Времена не выбирают

Владимир Крюков

Фото автора

TNews852_24

К 80-летию Александра Кушнера

«Времена не выбирают» – эта строка стала самой цитируемой в последние десятилетия. Принадлежит она поэту Александру Кушнеру. 14 сентября нашему великому современнику исполнится 80 лет. Какое счастье, что я могу называть его старшим товарищем и наставником. Попробую об этом рассказать.

Спасибо Юре

В январе 1969-го в недалеком райцентре Мельниково я познакомился в сельской редакции с молодым сотрудником. Поговорили о стихах, он спросил, знакомо ли мне имя ленинградского поэта Александра Кушнера. Я сказал, что, кажется, встречал в журнале «Юность». Он покачал головой, дал на ночь маленькую его книжечку.
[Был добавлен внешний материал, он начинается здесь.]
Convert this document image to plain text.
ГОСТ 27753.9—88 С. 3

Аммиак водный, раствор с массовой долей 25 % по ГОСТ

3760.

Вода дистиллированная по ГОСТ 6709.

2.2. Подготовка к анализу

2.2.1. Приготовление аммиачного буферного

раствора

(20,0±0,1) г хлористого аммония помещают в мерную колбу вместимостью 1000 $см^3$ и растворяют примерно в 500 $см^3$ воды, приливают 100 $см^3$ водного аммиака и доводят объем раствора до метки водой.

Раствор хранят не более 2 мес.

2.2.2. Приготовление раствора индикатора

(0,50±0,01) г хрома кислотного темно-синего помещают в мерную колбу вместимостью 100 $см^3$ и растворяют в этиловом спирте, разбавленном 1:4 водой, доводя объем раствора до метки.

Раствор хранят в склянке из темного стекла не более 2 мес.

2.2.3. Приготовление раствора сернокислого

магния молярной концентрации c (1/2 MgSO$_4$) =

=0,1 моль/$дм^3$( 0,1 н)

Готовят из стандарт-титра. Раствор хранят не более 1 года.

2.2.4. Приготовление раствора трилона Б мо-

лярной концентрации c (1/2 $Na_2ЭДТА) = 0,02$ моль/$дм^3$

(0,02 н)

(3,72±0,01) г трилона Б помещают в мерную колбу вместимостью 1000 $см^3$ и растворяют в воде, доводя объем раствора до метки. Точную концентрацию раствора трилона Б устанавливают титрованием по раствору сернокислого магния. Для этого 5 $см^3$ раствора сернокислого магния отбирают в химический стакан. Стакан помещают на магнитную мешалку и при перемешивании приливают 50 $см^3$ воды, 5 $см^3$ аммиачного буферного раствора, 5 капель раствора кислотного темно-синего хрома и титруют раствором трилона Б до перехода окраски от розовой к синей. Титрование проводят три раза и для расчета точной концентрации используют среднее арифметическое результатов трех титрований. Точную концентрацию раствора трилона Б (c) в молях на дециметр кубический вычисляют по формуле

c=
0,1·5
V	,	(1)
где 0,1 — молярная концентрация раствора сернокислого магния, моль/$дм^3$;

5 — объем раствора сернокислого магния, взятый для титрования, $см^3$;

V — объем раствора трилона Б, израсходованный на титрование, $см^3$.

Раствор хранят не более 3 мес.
Так вот. За один этот поступок до конца дней буду помнить этого сотрудника и с благодарностью повторять его имя – Юра Мясников. (Ныне Юрий Николаевич – солидный, уважаемый преподаватель факультета журналистики Томского госуниверситета.)
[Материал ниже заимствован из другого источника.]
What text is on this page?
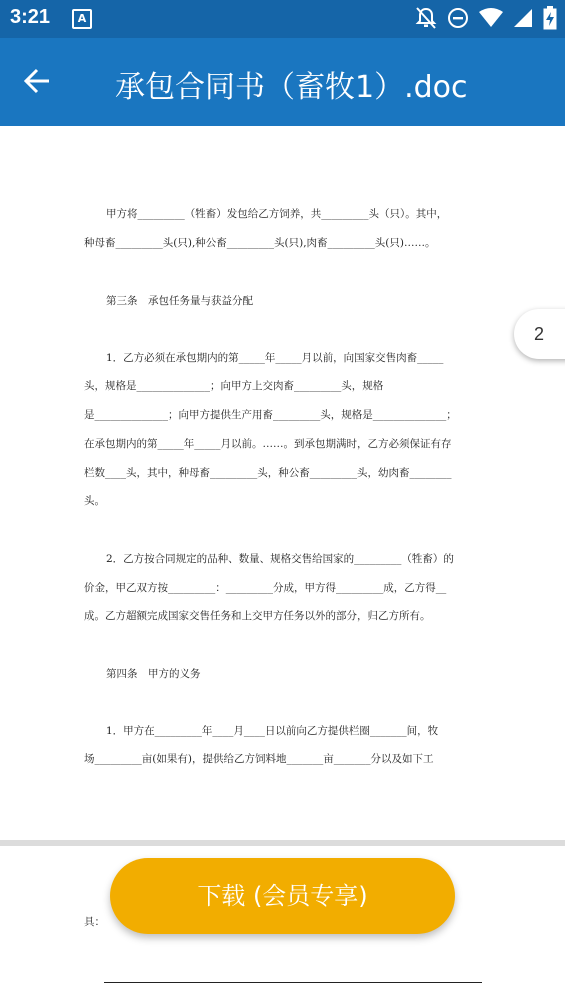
3:21	A
承包合同书（畜牧1）.doc

甲方将_________（牲畜）发包给乙方饲养，共_________头（只）。其中，

种母畜_________头(只),种公畜_________头(只),肉畜_________头(只)……。

第三条　承包任务量与获益分配

1．乙方必须在承包期内的第_____年_____月以前，向国家交售肉畜_____

头，规格是______________；向甲方上交肉畜_________头，规格

是______________；向甲方提供生产用畜_________头，规格是______________；

在承包期内的第_____年_____月以前。……。到承包期满时，乙方必须保证有存

栏数____头，其中，种母畜_________头，种公畜_________头，幼肉畜________

头。

2．乙方按合同规定的品种、数量、规格交售给国家的_________（牲畜）的

价金，甲乙双方按_________：_________分成，甲方得_________成，乙方得__

成。乙方超额完成国家交售任务和上交甲方任务以外的部分，归乙方所有。

第四条　甲方的义务

1．甲方在_________年____月____日以前向乙方提供栏圈_______间，牧

场_________亩(如果有)，提供给乙方饲料地_______亩_______分以及如下工

具：

2
下载 (会员专享)
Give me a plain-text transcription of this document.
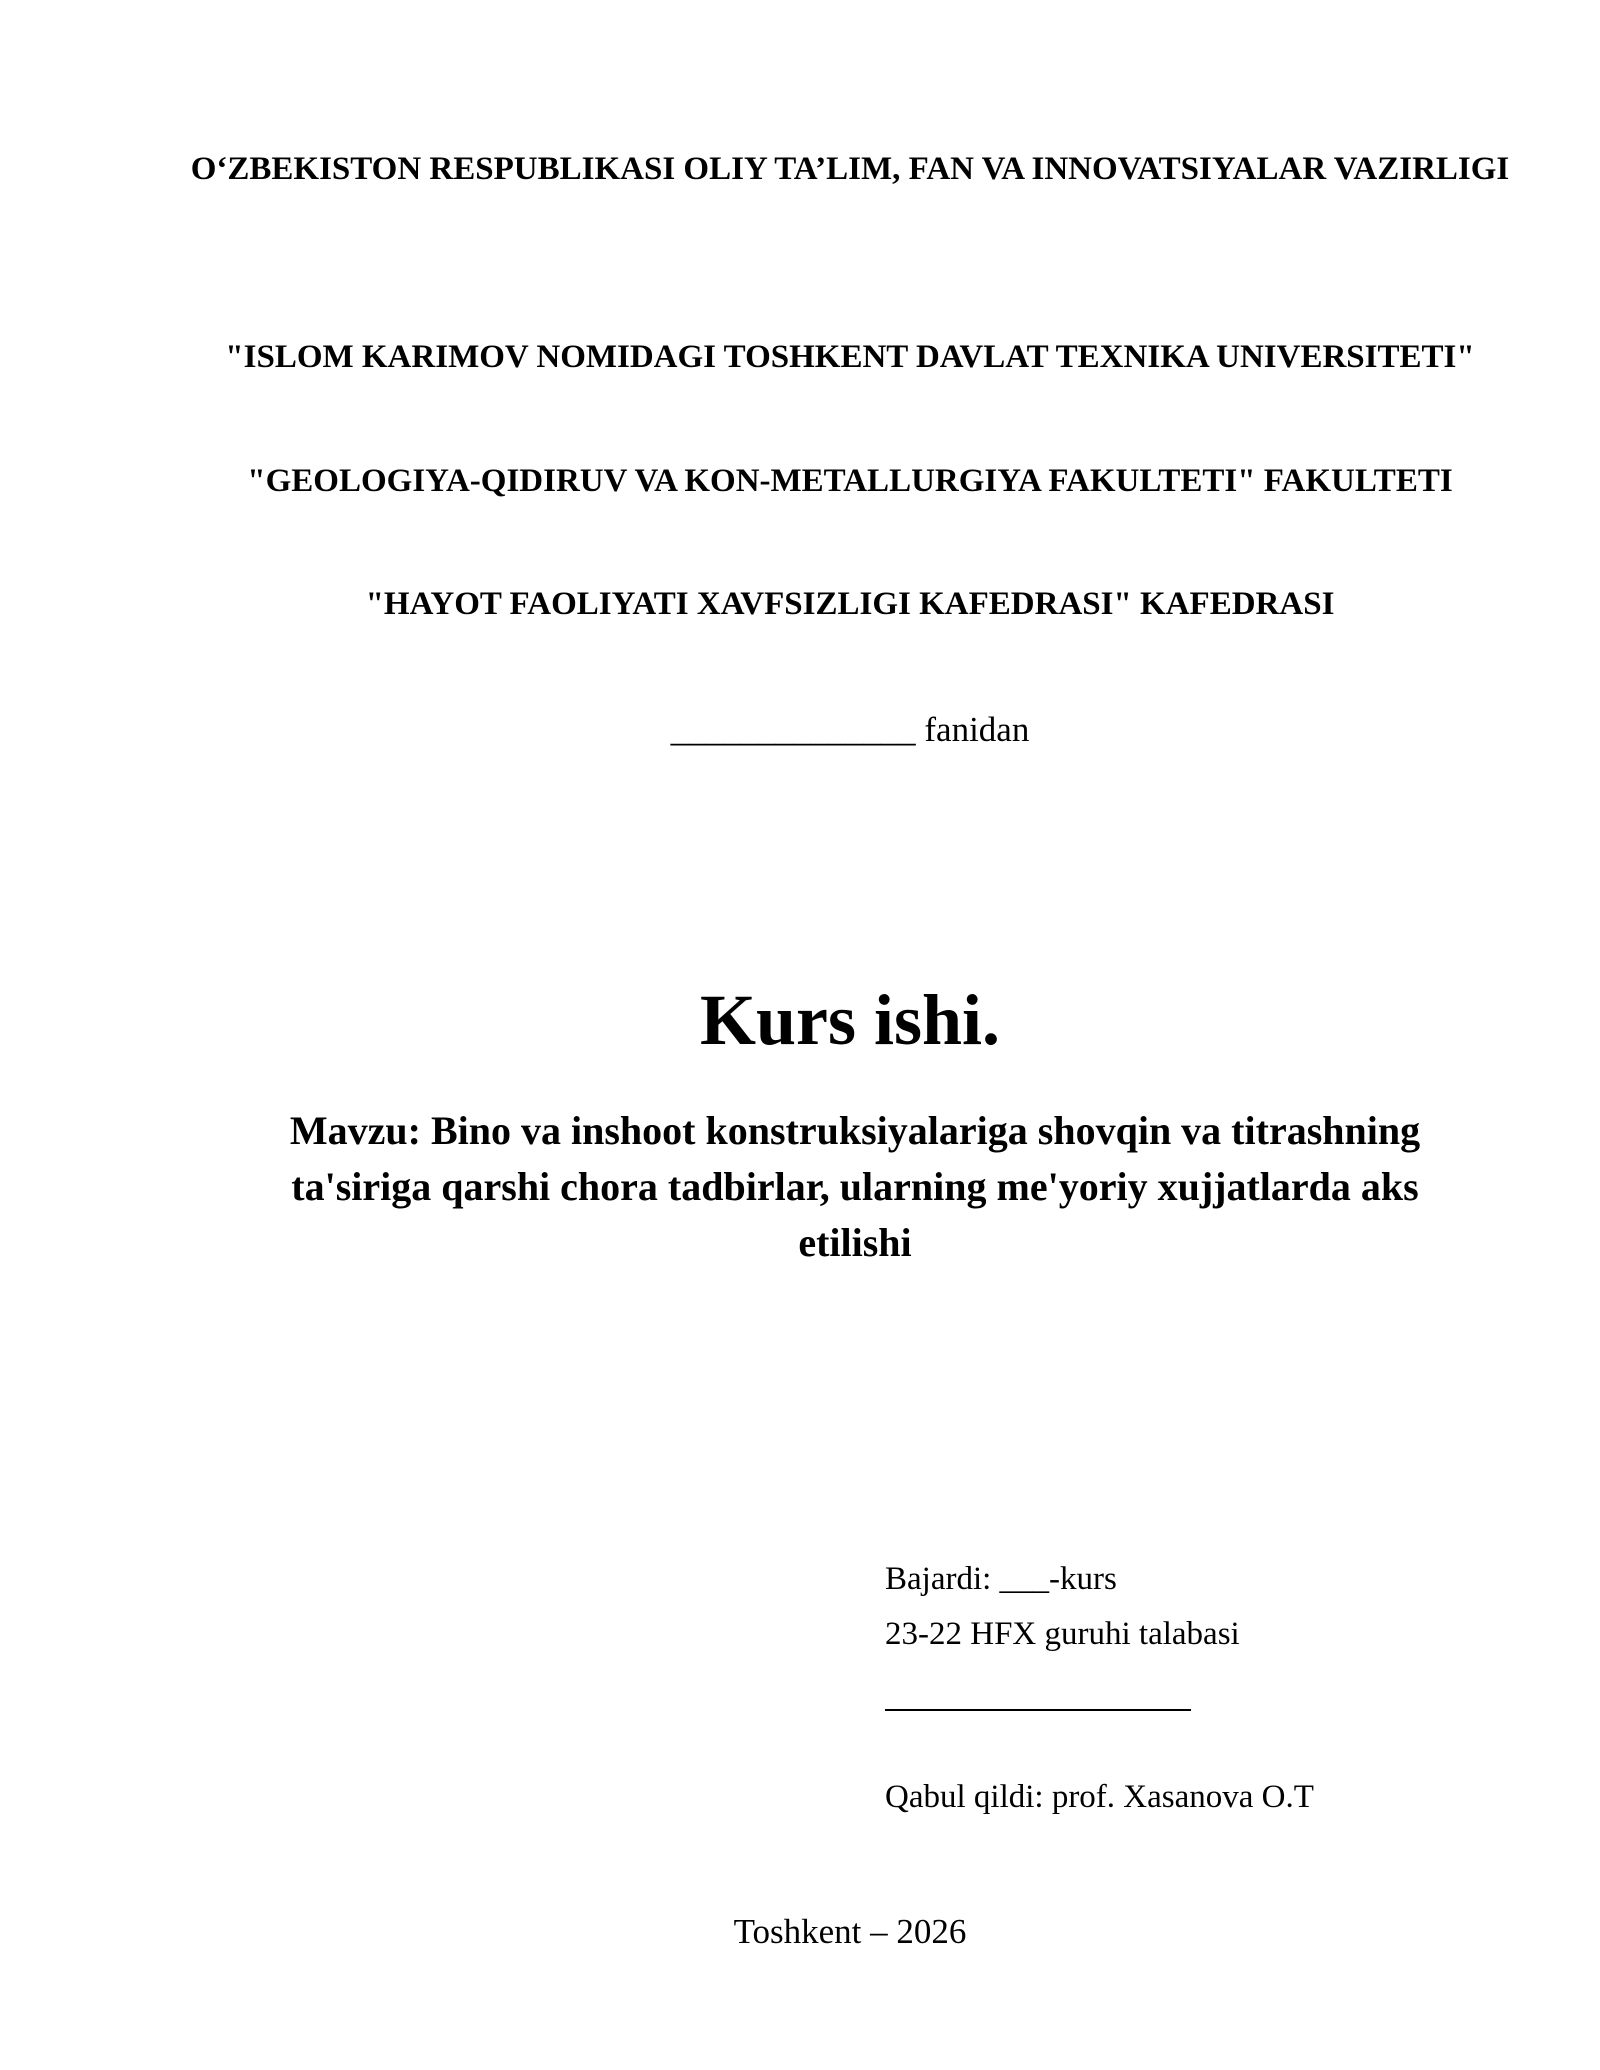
O‘ZBEKISTON RESPUBLIKASI OLIY TA’LIM, FAN VA INNOVATSIYALAR VAZIRLIGI
"ISLOM KARIMOV NOMIDAGI TOSHKENT DAVLAT TEXNIKA UNIVERSITETI"
"GEOLOGIYA-QIDIRUV VA KON-METALLURGIYA FAKULTETI" FAKULTETI
"HAYOT FAOLIYATI XAVFSIZLIGI KAFEDRASI" KAFEDRASI
______________ fanidan
Kurs ishi.
Mavzu: Bino va inshoot konstruksiyalariga shovqin va titrashning ta'siriga qarshi chora tadbirlar, ularning me'yoriy xujjatlarda aks etilishi
Bajardi: ___-kurs
23-22 HFX guruhi talabasi
Qabul qildi: prof. Xasanova O.T
Toshkent – 2026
Я был потрясен этими стихами сразу и навсегда. Их чистотой, прозрачностью. Речь, оставаясь простой и будничной, незаметным образом вырастала в поэтически неповторимую.

Предметы, о которых шла речь, были мне сто раз знакомы. Они как будто не заслуживали внимания, по крайней мере, места для них в моих тогдашних строчках не было. А здесь они представали полными значения и смысла. Еще и тонкая добрая ирония:

Поставь стакан на край стола

И рядом с ним постой.

Он пуст. Он сделан из стекла.

Он полон пустотой.

И, наверное, самое главное: утверждая свое право так говорить, так чувствовать, он делал это поразительно спокойно – без евтушенковских выкриков. Декларации были не нужны, он и без того прекрасно убеждал.

Я доверился этому голосу, мне нравилось читать стихи Кушнера другим, умножать число его поклонников. Уже смешны были заявления критики о мелкотемье поэта, об излишней камерности. Теперь я ждал его публикаций в журналах и новых книг.

Потерял дар речи

После окончания университета я работал учителем литературы в сельской школе. Летом 1974 года, завершив учебный год, отправился в Питер. И провел три замечательные недели в городе, который сразу стал близким, и уже при всяком удобном случае я старался его не миновать.

Конечно, бродя по улицам, переулкам, площадям, я не забывал, что здесь живет и работает мой любимый поэт. А уж по набережной одной из питерских рек меня просто вели его строки:

Пойдем же вдоль Мойки, вдоль Мойки,

У стриженых лип на виду,

Глотая туманный и стойкий

Бензинный угар на ходу.

И я узнавал и названные дома, и «сверканье листвы, и дворцов, и реки»… Воистину это был лучший путеводитель.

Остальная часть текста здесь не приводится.